La peur de la vengeance et de la division supplémentaire était une préoccupation majeure juste après le génocide, mais heureusement, des mesures importantes ont été prises pour favoriser la guérison et la réconciliation. Alors que les auteurs de génocide étaient jugés par le Tribunal Pénal International en Tanzanie, le gouvernement a mis en place un système judiciaire communautaire appelé Gacaca pour aider les Rwandais ordinaires à se rétablir. Dans de nombreux cas, les gens ordinaires qui ont commis un génocide ont été encouragés à reconnaître leurs torts et à demander pardon. Des villages de la paix ont été établis où les deux groupes ethniques vivaient côte à côte. Des programmes de dialogue entre Hutus et Tutsis ont été créés. Ces programmes ont contribué à alimenter une conversation nationale sur l’importance de l’amour et du pardon, chose qui est compliquée, mais qui finalement, à mon avis, est nécessaire à la guérison et à la réconciliation. Il y a encore du travail à faire, bien sûr. Il y a encore des réfugiés qui ont besoin d’être sensibiliser et encourager à rentrer pour qu’une paix durable s’installe. Le fait de rendre compte après le génocide en général, cependant, a été d’une importance capitale. A leur meilleur niveau, les mécanismes de responsabilisation aident les dirigeants à écouter les gens, à comprendre leurs besoins, et à inspirer la société à travailler ensemble pour le bien commun pour les générations actuelles et futures.

 

Quels conseils donneriez-vous à Sites de Conscience aux Etats-Unis pour surmonter le climat de division et de polarisation des quatre dernières années?

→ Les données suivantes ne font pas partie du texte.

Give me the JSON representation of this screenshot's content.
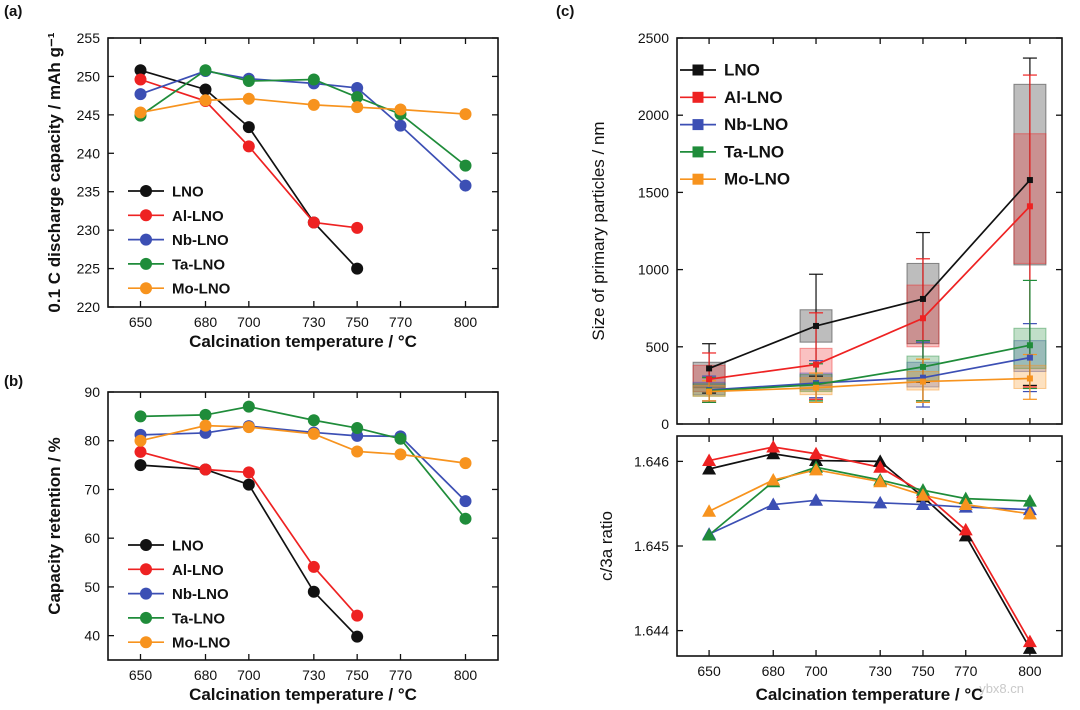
{
  "chart_data": [
    {
      "panel": "(a)",
      "type": "line",
      "xlabel": "Calcination temperature / °C",
      "ylabel": "0.1 C discharge capacity / mAh g⁻¹",
      "x_ticks": [
        650,
        680,
        700,
        730,
        750,
        770,
        800
      ],
      "xlim": [
        635,
        815
      ],
      "ylim": [
        220,
        255
      ],
      "y_ticks": [
        220,
        225,
        230,
        235,
        240,
        245,
        250,
        255
      ],
      "legend": "lower-left",
      "series": [
        {
          "name": "LNO",
          "color": "#111111",
          "x": [
            650,
            680,
            700,
            730,
            750
          ],
          "y": [
            250.8,
            248.3,
            243.4,
            231.0,
            225.0
          ]
        },
        {
          "name": "Al-LNO",
          "color": "#ee2222",
          "x": [
            650,
            680,
            700,
            730,
            750
          ],
          "y": [
            249.6,
            246.8,
            240.9,
            231.0,
            230.3
          ]
        },
        {
          "name": "Nb-LNO",
          "color": "#3c4fb4",
          "x": [
            650,
            680,
            700,
            730,
            750,
            770,
            800
          ],
          "y": [
            247.7,
            250.7,
            249.7,
            249.1,
            248.5,
            243.6,
            235.8
          ]
        },
        {
          "name": "Ta-LNO",
          "color": "#1f8c3a",
          "x": [
            650,
            680,
            700,
            730,
            750,
            770,
            800
          ],
          "y": [
            244.9,
            250.8,
            249.4,
            249.6,
            247.3,
            245.1,
            238.4
          ]
        },
        {
          "name": "Mo-LNO",
          "color": "#f7931e",
          "x": [
            650,
            680,
            700,
            730,
            750,
            770,
            800
          ],
          "y": [
            245.3,
            246.9,
            247.1,
            246.3,
            246.0,
            245.7,
            245.1
          ]
        }
      ]
    },
    {
      "panel": "(b)",
      "type": "line",
      "xlabel": "Calcination temperature / °C",
      "ylabel": "Capacity retention / %",
      "x_ticks": [
        650,
        680,
        700,
        730,
        750,
        770,
        800
      ],
      "xlim": [
        635,
        815
      ],
      "ylim": [
        35,
        90
      ],
      "y_ticks": [
        40,
        50,
        60,
        70,
        80,
        90
      ],
      "legend": "lower-left",
      "series": [
        {
          "name": "LNO",
          "color": "#111111",
          "x": [
            650,
            680,
            700,
            730,
            750
          ],
          "y": [
            75.0,
            74.1,
            71.0,
            49.0,
            39.8
          ]
        },
        {
          "name": "Al-LNO",
          "color": "#ee2222",
          "x": [
            650,
            680,
            700,
            730,
            750
          ],
          "y": [
            77.7,
            74.1,
            73.5,
            54.1,
            44.1
          ]
        },
        {
          "name": "Nb-LNO",
          "color": "#3c4fb4",
          "x": [
            650,
            680,
            700,
            730,
            750,
            770,
            800
          ],
          "y": [
            81.2,
            81.6,
            83.0,
            81.7,
            81.0,
            80.9,
            67.6
          ]
        },
        {
          "name": "Ta-LNO",
          "color": "#1f8c3a",
          "x": [
            650,
            680,
            700,
            730,
            750,
            770,
            800
          ],
          "y": [
            85.0,
            85.3,
            87.0,
            84.2,
            82.6,
            80.4,
            64.0
          ]
        },
        {
          "name": "Mo-LNO",
          "color": "#f7931e",
          "x": [
            650,
            680,
            700,
            730,
            750,
            770,
            800
          ],
          "y": [
            80.0,
            83.1,
            82.8,
            81.4,
            77.8,
            77.2,
            75.4
          ]
        }
      ]
    },
    {
      "panel": "(c) top",
      "type": "line",
      "xlabel": "",
      "ylabel": "Size of primary particles / nm",
      "x_ticks": [
        650,
        680,
        700,
        730,
        750,
        770,
        800
      ],
      "xlim": [
        635,
        815
      ],
      "ylim": [
        0,
        2500
      ],
      "y_ticks": [
        0,
        500,
        1000,
        1500,
        2000,
        2500
      ],
      "legend": "top-left",
      "series": [
        {
          "name": "LNO",
          "color": "#111111",
          "x": [
            650,
            700,
            750,
            800
          ],
          "y": [
            360,
            635,
            810,
            1580
          ],
          "err_low": [
            200,
            310,
            270,
            250
          ],
          "err_high": [
            520,
            970,
            1240,
            2370
          ],
          "box_low": [
            235,
            530,
            520,
            1030
          ],
          "box_high": [
            400,
            740,
            1040,
            2200
          ]
        },
        {
          "name": "Al-LNO",
          "color": "#ee2222",
          "x": [
            650,
            700,
            750,
            800
          ],
          "y": [
            290,
            385,
            685,
            1410
          ],
          "err_low": [
            140,
            160,
            150,
            240
          ],
          "err_high": [
            460,
            720,
            1070,
            2260
          ],
          "box_low": [
            210,
            250,
            500,
            1040
          ],
          "box_high": [
            380,
            490,
            900,
            1880
          ]
        },
        {
          "name": "Nb-LNO",
          "color": "#3c4fb4",
          "x": [
            650,
            700,
            750,
            800
          ],
          "y": [
            220,
            265,
            300,
            430
          ],
          "err_low": [
            150,
            170,
            110,
            210
          ],
          "err_high": [
            310,
            410,
            530,
            650
          ],
          "box_low": [
            190,
            220,
            240,
            340
          ],
          "box_high": [
            270,
            330,
            400,
            540
          ]
        },
        {
          "name": "Ta-LNO",
          "color": "#1f8c3a",
          "x": [
            650,
            700,
            750,
            800
          ],
          "y": [
            215,
            255,
            370,
            510
          ],
          "err_low": [
            140,
            150,
            150,
            230
          ],
          "err_high": [
            300,
            390,
            540,
            930
          ],
          "box_low": [
            180,
            210,
            280,
            360
          ],
          "box_high": [
            260,
            320,
            440,
            620
          ]
        },
        {
          "name": "Mo-LNO",
          "color": "#f7931e",
          "x": [
            650,
            700,
            750,
            800
          ],
          "y": [
            210,
            235,
            275,
            295
          ],
          "err_low": [
            150,
            140,
            140,
            160
          ],
          "err_high": [
            280,
            330,
            420,
            450
          ],
          "box_low": [
            180,
            190,
            220,
            230
          ],
          "box_high": [
            250,
            300,
            340,
            380
          ]
        }
      ]
    },
    {
      "panel": "(c) bottom",
      "type": "line",
      "xlabel": "Calcination temperature / °C",
      "ylabel": "c/3a ratio",
      "x_ticks": [
        650,
        680,
        700,
        730,
        750,
        770,
        800
      ],
      "xlim": [
        635,
        815
      ],
      "ylim": [
        1.6437,
        1.6463
      ],
      "y_ticks": [
        1.644,
        1.645,
        1.646
      ],
      "series": [
        {
          "name": "LNO",
          "color": "#111111",
          "x": [
            650,
            680,
            700,
            730,
            750,
            770,
            800
          ],
          "y": [
            1.64591,
            1.64609,
            1.64601,
            1.646,
            1.64558,
            1.64512,
            1.64379
          ]
        },
        {
          "name": "Al-LNO",
          "color": "#ee2222",
          "x": [
            650,
            680,
            700,
            730,
            750,
            770,
            800
          ],
          "y": [
            1.64601,
            1.64617,
            1.64609,
            1.64593,
            1.64563,
            1.64519,
            1.64387
          ]
        },
        {
          "name": "Nb-LNO",
          "color": "#3c4fb4",
          "x": [
            650,
            680,
            700,
            730,
            750,
            770,
            800
          ],
          "y": [
            1.64514,
            1.64549,
            1.64554,
            1.64551,
            1.64549,
            1.64546,
            1.64543
          ]
        },
        {
          "name": "Ta-LNO",
          "color": "#1f8c3a",
          "x": [
            650,
            680,
            700,
            730,
            750,
            770,
            800
          ],
          "y": [
            1.64513,
            1.64576,
            1.64593,
            1.64578,
            1.64566,
            1.64556,
            1.64553
          ]
        },
        {
          "name": "Mo-LNO",
          "color": "#f7931e",
          "x": [
            650,
            680,
            700,
            730,
            750,
            770,
            800
          ],
          "y": [
            1.64541,
            1.64578,
            1.6459,
            1.64576,
            1.6456,
            1.64549,
            1.64538
          ]
        }
      ]
    }
  ],
  "labels": {
    "panel_a": "(a)",
    "panel_b": "(b)",
    "panel_c": "(c)",
    "watermark": "ybx8.cn"
  }
}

Bien que je ne sois pas un expert de la culture américaine, d’après ce que je lis, entends et vois dans les medias, je pense que les Sites de Conscience pourraient être bénéfiques en initiant et en promouvant le dialogue social entre Américains à différents niveaux et contextes. Ce serait résoudre le problème même auquel le pays est confronté aujourd’hui: la division. Qu’est-ce qui nous divise? Qu’est-ce qui pourraient nous unir en tant qu’Américains? De quelles mesures de responsabilité avons-nous besoin pour arriver à un endroit où nous pouvons recommencer à ressentir de l’amour les uns pour les autres et à reconnaître notre destin commun? Je pense que les Américains de tous types – Démocrates, Républicains, Blancs, Noirs, Indiens – sont un seul peuple dans un même pays. Donc les amener à parler de leurs valeurs communes et de leurs points de fierté partagés serait un bon début.